26 Apr The Three Stages of Lice
There are three stages to the life of a head louse. Knowing these three stages will help you
understand how best to rid yourself of an infestation. Head lice are notorious for being difficult
to remove because there are so many of them and they’re evolved to stand up too many common
treatments. Another difficulty is that some products will only target lice when they’re in a
specific stage of their life cycles. A great head lice treatment solution will target lice regardless
of the stage of their life cycle they happen to be in. So what are the main life cycle stages of lice?
Stage 1 – The Egg
Many people think that nits and head lice are interchangeable terms. This is far from the truth.
When someone talks about ‘nits’ they’re actually talking about the eggs. The eggs are often the
most difficult things to remove because they’re tiny and can easily be mistaken for dandruff or
hair spray residue. Eggs are found closest to the scalp and are tiny. You will often need a
magnifying glass to see them. They’ll either be yellow or white and will not easily detach from
the hair shaft. Eggs typically take about a week to hatch.
Stage 2 – The Nymph
When the egg hatches it releases what’s known as a nymph. It’s easy to mistake nymphs for fully
grown head lice because they look similar. The way to tell them apart is that the nymph will still
be attached to the hair shaft and will be about the size of a pinhead.
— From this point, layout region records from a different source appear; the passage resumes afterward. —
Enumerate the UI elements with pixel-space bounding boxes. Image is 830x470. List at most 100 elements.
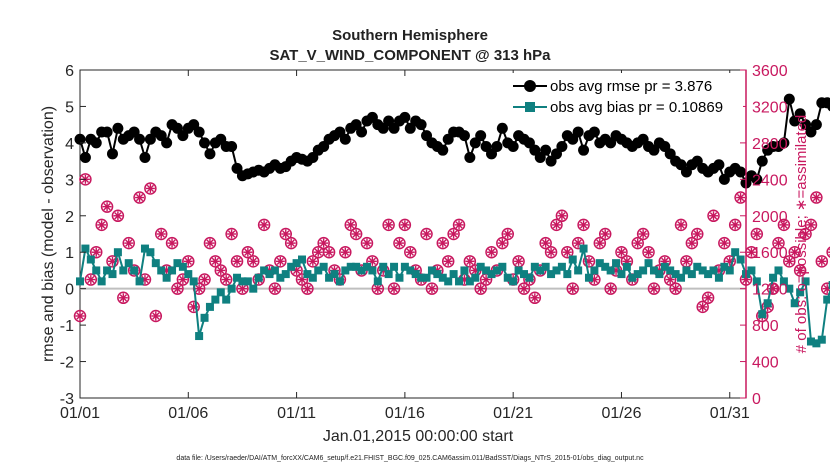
bias-point [325,273,334,282]
obs-possible-point [420,227,433,241]
rmse-point [491,141,503,153]
bias-point [796,288,805,297]
bias-point [617,270,626,279]
bias-point [227,284,236,293]
bias-point [568,255,577,264]
obs-possible-point [339,245,352,259]
obs-possible-point [441,255,455,268]
bias-point [135,277,144,286]
y-tick-label: 0 [65,282,74,299]
bias-point [417,273,426,282]
bias-point [314,266,323,275]
bias-point [806,337,815,346]
obs-assimilated-point [671,284,681,294]
obs-assimilated-point [384,220,394,230]
obs-possible-point [593,236,607,250]
bias-point [649,266,658,275]
bias-point [801,277,810,286]
obs-possible-point [349,227,363,241]
y-axis-left-ticks: -3 -2 -1 0 1 2 3 4 5 6 [60,63,86,408]
obs-assimilated-point [790,247,800,257]
obs-assimilated-point [514,256,524,266]
bias-point [622,262,631,271]
obs-assimilated-point [551,220,561,230]
bias-point [465,277,474,286]
obs-possible-point [463,255,477,268]
obs-possible-point [171,282,184,295]
obs-possible-point [247,255,260,268]
bias-point [124,259,133,268]
obs-assimilated-point [156,229,166,239]
obs-assimilated-point [519,284,529,294]
bias-point [563,270,572,279]
y-right-tick-label: 2800 [752,136,788,153]
obs-assimilated-point [687,238,697,248]
chart-title: Southern Hemisphere [332,27,488,44]
bias-point [390,262,399,271]
obs-possible-point [766,282,780,295]
bias-point [487,270,496,279]
obs-assimilated-point [573,238,583,248]
obs-possible-point [73,309,87,323]
bias-point [281,270,290,279]
obs-assimilated-point [638,229,648,239]
bias-point [817,335,826,344]
rmse-point [464,151,476,163]
obs-assimilated-point [324,247,334,257]
bias-point [449,270,458,279]
bias-point [725,266,734,275]
obs-possible-point [187,300,200,314]
bias-point [633,270,642,279]
obs-assimilated-point [730,220,740,230]
obs-assimilated-point [297,275,307,285]
rmse-point [735,166,747,178]
obs-assimilated-point [600,229,610,239]
bias-point [395,273,404,282]
bias-point [184,270,193,279]
obs-possible-point [144,182,157,195]
bias-point [579,244,588,253]
bias-point [628,273,637,282]
bias-point [747,266,756,275]
obs-assimilated-point [681,256,691,266]
obs-assimilated-point [91,247,101,257]
bias-point [769,273,778,282]
obs-possible-point [360,236,374,250]
bias-point [763,299,772,308]
obs-assimilated-point [389,284,399,294]
obs-possible-point [566,282,579,295]
obs-possible-point [317,236,330,250]
y-right-tick-label: 0 [752,391,761,408]
rmse-point [106,148,118,160]
legend-bias-label: obs avg bias pr = 0.10869 [550,99,723,116]
obs-possible-point [750,227,764,241]
rmse-point [756,155,768,167]
obs-assimilated-point [102,202,112,212]
obs-possible-point [561,245,574,259]
chart-subtitle: SAT_V_WIND_COMPONENT @ 313 hPa [269,47,551,64]
obs-assimilated-point [546,247,556,257]
obs-assimilated-point [633,238,643,248]
bias-point [86,255,95,264]
obs-possible-point [154,227,168,241]
y-right-tick-label: 2000 [752,209,788,226]
bias-point [254,273,263,282]
obs-possible-point [691,227,704,241]
obs-possible-point [788,245,801,259]
obs-assimilated-point [530,293,540,303]
obs-assimilated-point [811,193,821,203]
obs-assimilated-point [438,238,448,248]
bias-point [113,248,122,257]
obs-possible-point [496,236,509,250]
obs-assimilated-point [644,247,654,257]
obs-assimilated-point [779,220,789,230]
bias-point [178,262,187,271]
rmse-point [356,126,368,138]
obs-possible-point [696,300,709,314]
bias-point [666,266,675,275]
bias-point [557,262,566,271]
rmse-point [112,122,124,134]
bias-point [514,266,523,275]
obs-assimilated-point [454,220,464,230]
obs-possible-point [631,236,644,250]
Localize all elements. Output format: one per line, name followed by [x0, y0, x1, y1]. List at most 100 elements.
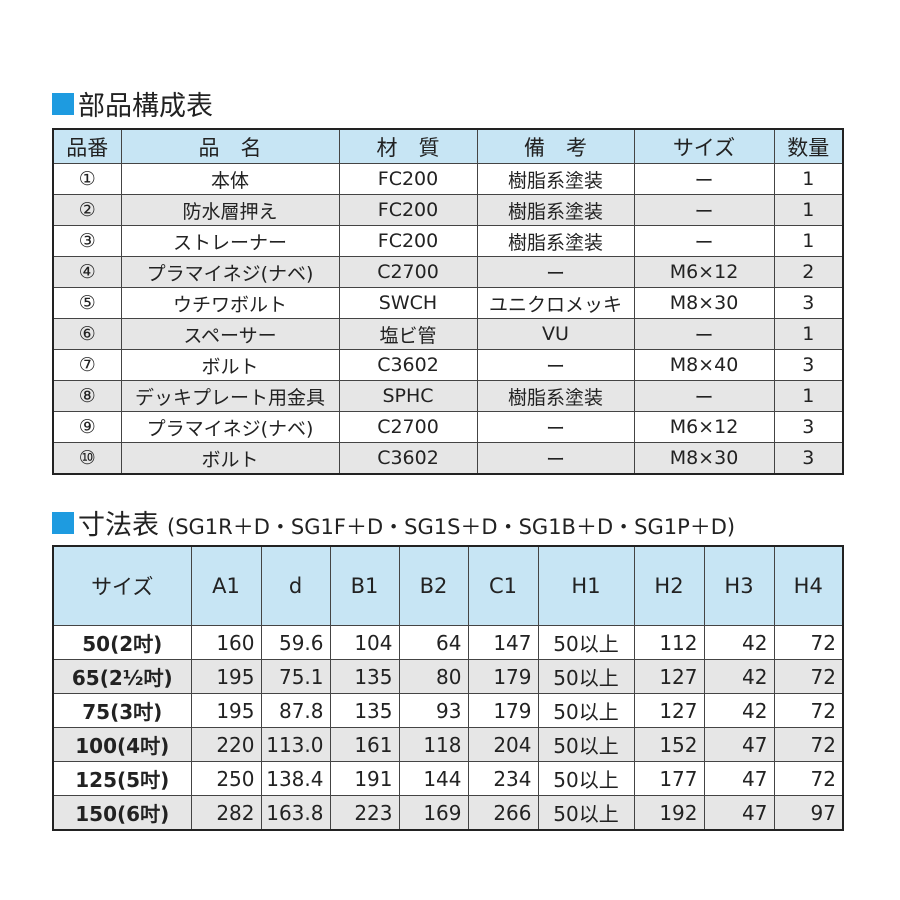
table-cell: 127: [633, 693, 705, 728]
table-cell: 2: [773, 256, 844, 288]
table-row: 50(2吋) 160 59.6 104 64 147 50以上 112 42 72: [52, 625, 844, 660]
table-cell: 50以上: [537, 659, 635, 694]
table-cell: 樹脂系塗装: [476, 225, 635, 257]
table-cell: 塩ビ管: [338, 318, 478, 350]
table-cell: ボルト: [120, 349, 340, 381]
table-cell: C2700: [338, 256, 478, 288]
table-row: ① 本体 FC200 樹脂系塗装ー 1: [52, 163, 844, 195]
table-cell: 3: [773, 349, 844, 381]
table-cell: 47: [703, 795, 775, 831]
table-cell: 104: [329, 625, 400, 660]
title: 部品構成表: [78, 91, 213, 122]
table-cell: ③: [52, 225, 122, 257]
table-cell: 179: [467, 659, 539, 694]
table-cell: 135: [329, 659, 400, 694]
table-cell: デッキプレート用金具: [120, 380, 340, 412]
table-row: ⑦ ボルト C3602 ー M8×40 3: [52, 349, 844, 381]
title: 寸法表: [78, 510, 159, 541]
table-cell: 64: [398, 625, 469, 660]
header-cell: H3: [703, 545, 775, 626]
table-row: ⑤ ウチワボルト SWCH ユニクロメッキ M8×30 3: [52, 287, 844, 319]
table-cell: 1: [773, 380, 844, 412]
header-cell: H4: [773, 545, 844, 626]
table-cell: 75.1: [260, 659, 331, 694]
header-cell: d: [260, 545, 331, 626]
table-cell: 87.8: [260, 693, 331, 728]
table-cell: M8×40: [633, 349, 775, 381]
header-cell: サイズ: [633, 128, 775, 164]
table-cell: ー: [476, 442, 635, 475]
table-cell: 179: [467, 693, 539, 728]
table-cell: ⑧: [52, 380, 122, 412]
table-cell: 169: [398, 795, 469, 831]
table-cell: 防水層押え: [120, 194, 340, 226]
table-cell: 50以上: [537, 795, 635, 831]
table-cell: ④: [52, 256, 122, 288]
table-cell: 282: [190, 795, 262, 831]
table-cell: C3602: [338, 349, 478, 381]
table-cell: 127: [633, 659, 705, 694]
table-cell: 65(2½吋): [52, 659, 192, 694]
table-cell: 100(4吋): [52, 727, 192, 762]
header-cell: H2: [633, 545, 705, 626]
table-row: 65(2½吋) 195 75.1 135 80 179 50以上 127 42 72: [52, 659, 844, 694]
table-cell: 160: [190, 625, 262, 660]
table-cell: ⑥: [52, 318, 122, 350]
table-cell: 161: [329, 727, 400, 762]
header-row: 品番品 名材 質備 考サイズ 数量: [52, 128, 844, 164]
table-cell: 80: [398, 659, 469, 694]
table-cell: FC200: [338, 194, 478, 226]
table-cell: ⑦: [52, 349, 122, 381]
table-row: 125(5吋) 250 138.4 191 144 234 50以上 177 47 72: [52, 761, 844, 796]
table-cell: 223: [329, 795, 400, 831]
header-cell: B1: [329, 545, 400, 626]
header-cell: C1: [467, 545, 539, 626]
table-cell: C2700: [338, 411, 478, 443]
table-row: 150(6吋) 282 163.8 223 169 266 50以上 192 47 97: [52, 795, 844, 831]
table-cell: 113.0: [260, 727, 331, 762]
table-cell: 3: [773, 287, 844, 319]
table-cell: 樹脂系塗装: [476, 163, 635, 195]
dimensions-table: サイズ A1 d B1 B2 C1 H1 H2 H3 H4 50(2吋) 160 59.6 104 64 14…: [52, 545, 844, 831]
table-cell: 97: [773, 795, 844, 831]
table-cell: 118: [398, 727, 469, 762]
table-cell: 234: [467, 761, 539, 796]
table-cell: ①: [52, 163, 122, 195]
table-cell: ー: [633, 225, 775, 257]
table-cell: M8×30: [633, 442, 775, 475]
table-cell: 163.8: [260, 795, 331, 831]
table-cell: ⑩: [52, 442, 122, 475]
table-cell: 1: [773, 225, 844, 257]
table-cell: 樹脂系塗装: [476, 380, 635, 412]
table-row: ④ プラマイネジ(ナベ) C2700 ー M6×12 2: [52, 256, 844, 288]
table-cell: 220: [190, 727, 262, 762]
table-cell: M6×12: [633, 256, 775, 288]
table-cell: 195: [190, 659, 262, 694]
table-cell: 72: [773, 625, 844, 660]
table-cell: M8×30: [633, 287, 775, 319]
table-cell: 本体: [120, 163, 340, 195]
table-cell: 1: [773, 194, 844, 226]
header-cell: H1: [537, 545, 635, 626]
header-cell: A1: [190, 545, 262, 626]
table-cell: 147: [467, 625, 539, 660]
header-cell: 品 名: [120, 128, 340, 164]
table-cell: M6×12: [633, 411, 775, 443]
table-cell: ウチワボルト: [120, 287, 340, 319]
table-cell: 250: [190, 761, 262, 796]
section-title: 寸法表 (SG1R＋D・SG1F＋D・SG1S＋D・SG1B＋D・SG1P＋D): [52, 503, 735, 542]
table-cell: 72: [773, 659, 844, 694]
table-cell: ②: [52, 194, 122, 226]
table-cell: プラマイネジ(ナベ): [120, 256, 340, 288]
table-cell: ー: [476, 349, 635, 381]
table-cell: 72: [773, 727, 844, 762]
table-cell: 204: [467, 727, 539, 762]
table-cell: 112: [633, 625, 705, 660]
table-cell: 152: [633, 727, 705, 762]
table-cell: プラマイネジ(ナベ): [120, 411, 340, 443]
table-cell: ボルト: [120, 442, 340, 475]
table-cell: 50以上: [537, 625, 635, 660]
table-cell: ユニクロメッキ: [476, 287, 635, 319]
table-cell: ー: [476, 411, 635, 443]
table-cell: 1: [773, 163, 844, 195]
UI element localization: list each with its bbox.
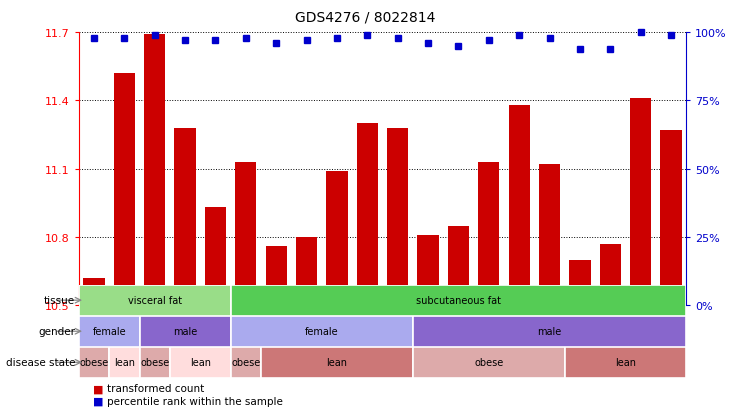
Text: ■: ■ [93,396,104,406]
Bar [357,124,378,306]
Bar [235,162,256,306]
Bar [170,347,231,378]
Bar [418,235,439,306]
Bar [599,244,621,306]
Text: male: male [173,326,197,337]
Text: tissue: tissue [44,295,75,306]
Bar [83,278,104,306]
Text: transformed count: transformed count [107,383,204,393]
Bar [231,316,413,347]
Bar [326,171,347,306]
Text: lean: lean [114,357,135,368]
Bar [79,316,139,347]
Bar [569,260,591,306]
Bar [205,208,226,306]
Bar [387,128,408,306]
Bar [661,131,682,306]
Bar [114,74,135,306]
Bar [110,347,139,378]
Text: obese: obese [474,357,504,368]
Text: lean: lean [190,357,211,368]
Bar [79,285,231,316]
Bar [630,99,651,306]
Text: female: female [93,326,126,337]
Text: visceral fat: visceral fat [128,295,182,306]
Text: obese: obese [80,357,109,368]
Bar [231,347,261,378]
Bar [231,285,686,316]
Bar [139,347,170,378]
Bar [565,347,686,378]
Bar [139,316,231,347]
Bar [261,347,413,378]
Bar [266,247,287,306]
Bar [509,106,530,306]
Text: disease state: disease state [6,357,75,368]
Text: subcutaneous fat: subcutaneous fat [416,295,501,306]
Text: gender: gender [38,326,75,337]
Text: female: female [305,326,339,337]
Bar [413,347,565,378]
Bar [174,128,196,306]
Text: obese: obese [140,357,169,368]
Bar [144,35,166,306]
Bar [79,347,110,378]
Bar [447,226,469,306]
Text: GDS4276 / 8022814: GDS4276 / 8022814 [295,10,435,24]
Text: obese: obese [231,357,261,368]
Bar [478,162,499,306]
Bar [296,237,318,306]
Bar [539,165,560,306]
Text: percentile rank within the sample: percentile rank within the sample [107,396,283,406]
Text: lean: lean [326,357,347,368]
Text: ■: ■ [93,383,104,393]
Bar [413,316,686,347]
Text: lean: lean [615,357,636,368]
Text: male: male [537,326,561,337]
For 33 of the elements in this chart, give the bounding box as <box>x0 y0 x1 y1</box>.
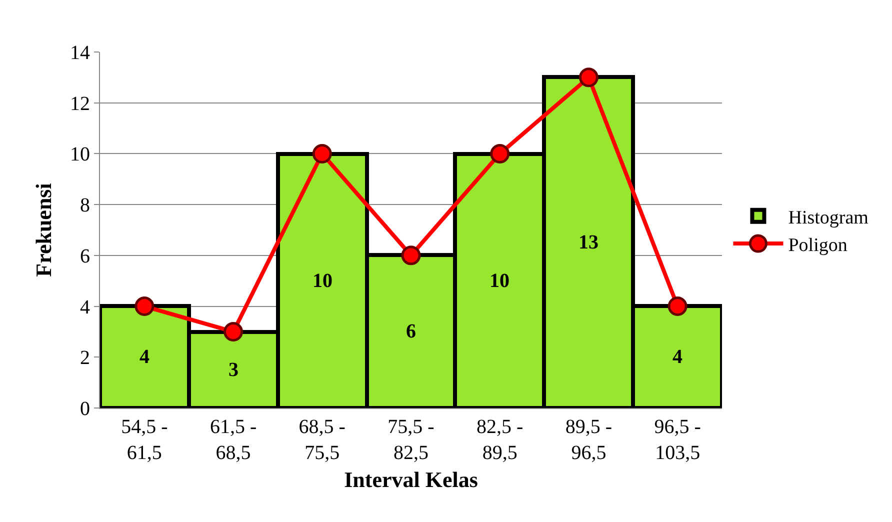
legend-label: Poligon <box>788 234 848 256</box>
point <box>134 296 154 316</box>
y-tick-label: 2 <box>80 347 90 370</box>
y-tick-label: 0 <box>80 398 90 420</box>
data-label: 4 <box>140 346 150 368</box>
x-tick-label: 54,5 - 61,5 <box>121 416 168 464</box>
data-label: 6 <box>406 320 416 342</box>
data-label: 10 <box>490 270 510 292</box>
point <box>578 68 598 88</box>
y-tick-label: 10 <box>70 144 90 166</box>
point <box>490 144 510 164</box>
y-tick-label: 4 <box>80 296 90 318</box>
point <box>401 246 421 266</box>
x-tick-label: 61,5 - 68,5 <box>210 416 257 464</box>
data-label: 10 <box>312 270 332 292</box>
x-tick-label: 89,5 - 96,5 <box>565 416 612 464</box>
legend-label: Histogram <box>788 207 869 228</box>
point <box>224 322 244 342</box>
x-tick-label: 82,5 - 89,5 <box>476 416 524 464</box>
y-tick-label: 12 <box>70 92 90 115</box>
y-tick-label: 6 <box>80 245 90 268</box>
point <box>668 296 688 316</box>
data-label: 4 <box>672 346 682 368</box>
x-tick-label: 75,5 - 82,5 <box>388 416 434 464</box>
y-axis-title: Frekuensi <box>30 183 56 277</box>
x-tick-label: 96,5 - 103,5 <box>654 416 701 464</box>
data-label: 3 <box>228 359 238 381</box>
y-tick-label: 14 <box>70 42 90 64</box>
point <box>312 144 332 164</box>
x-tick-label: 68,5 - 75,5 <box>298 416 346 464</box>
data-label: 13 <box>578 232 598 254</box>
x-axis-title: Interval Kelas <box>344 466 478 492</box>
y-tick-label: 8 <box>80 194 90 217</box>
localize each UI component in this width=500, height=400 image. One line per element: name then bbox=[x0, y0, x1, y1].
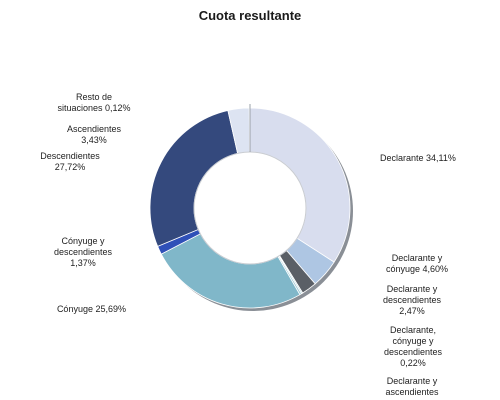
label-ascendientes: Ascendientes 3,43% bbox=[66, 124, 122, 145]
label-declarante-ascendientes: Declarante y ascendientes bbox=[385, 376, 439, 397]
label-declarante-descendientes: Declarante y descendientes 2,47% bbox=[382, 284, 442, 316]
label-declarante: Declarante 34,11% bbox=[380, 153, 456, 163]
label-conyuge: Cónyuge 25,69% bbox=[56, 304, 126, 314]
label-conyuge-descendientes: Cónyuge y descendientes 1,37% bbox=[53, 236, 113, 268]
label-declarante-conyuge-descendientes: Declarante, cónyuge y descendientes 0,22… bbox=[383, 325, 443, 368]
donut-hole bbox=[193, 151, 307, 265]
label-descendientes: Descendientes 27,72% bbox=[40, 151, 100, 172]
label-resto: Resto de situaciones 0,12% bbox=[57, 92, 131, 113]
chart-title: Cuota resultante bbox=[198, 8, 302, 23]
label-declarante-conyuge: Declarante y cónyuge 4,60% bbox=[385, 253, 449, 274]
A nymph comes to the end of
its life cycle stage about a week after hatching.
Stage 3 – The Louse
What we refer to as ‘head lice’ is the fully grown louse. The head louse has six legs with claws
and will appear as either tan or white. People with darker hair will typically have darker head
lice. The female head louse is slightly bigger than a male head louse and will lay up to eight eggs
per day. The adult lice can live for about a month on someone’s head. They need to feed on the
blood of their hosts several times a day to survive. They can only survive for one or two days
without a blood meal.
As you can see, from the egg to the death of an adult head louse a single bug can last for about
45 days on your head. If a head lice treatment solution doesn’t target each stage of the life cycle
the lice can easily return. Some people will find that they’re lice free only to have them return a
few days or weeks later. This is not because they’ve come into contact with someone else who
has head lice. It’s due to the fact that they may have removed the head lice but they didn’t
remove the nits. Look into the different head lice removal products carefully to ensure this
doesn’t happen to you or someone you know.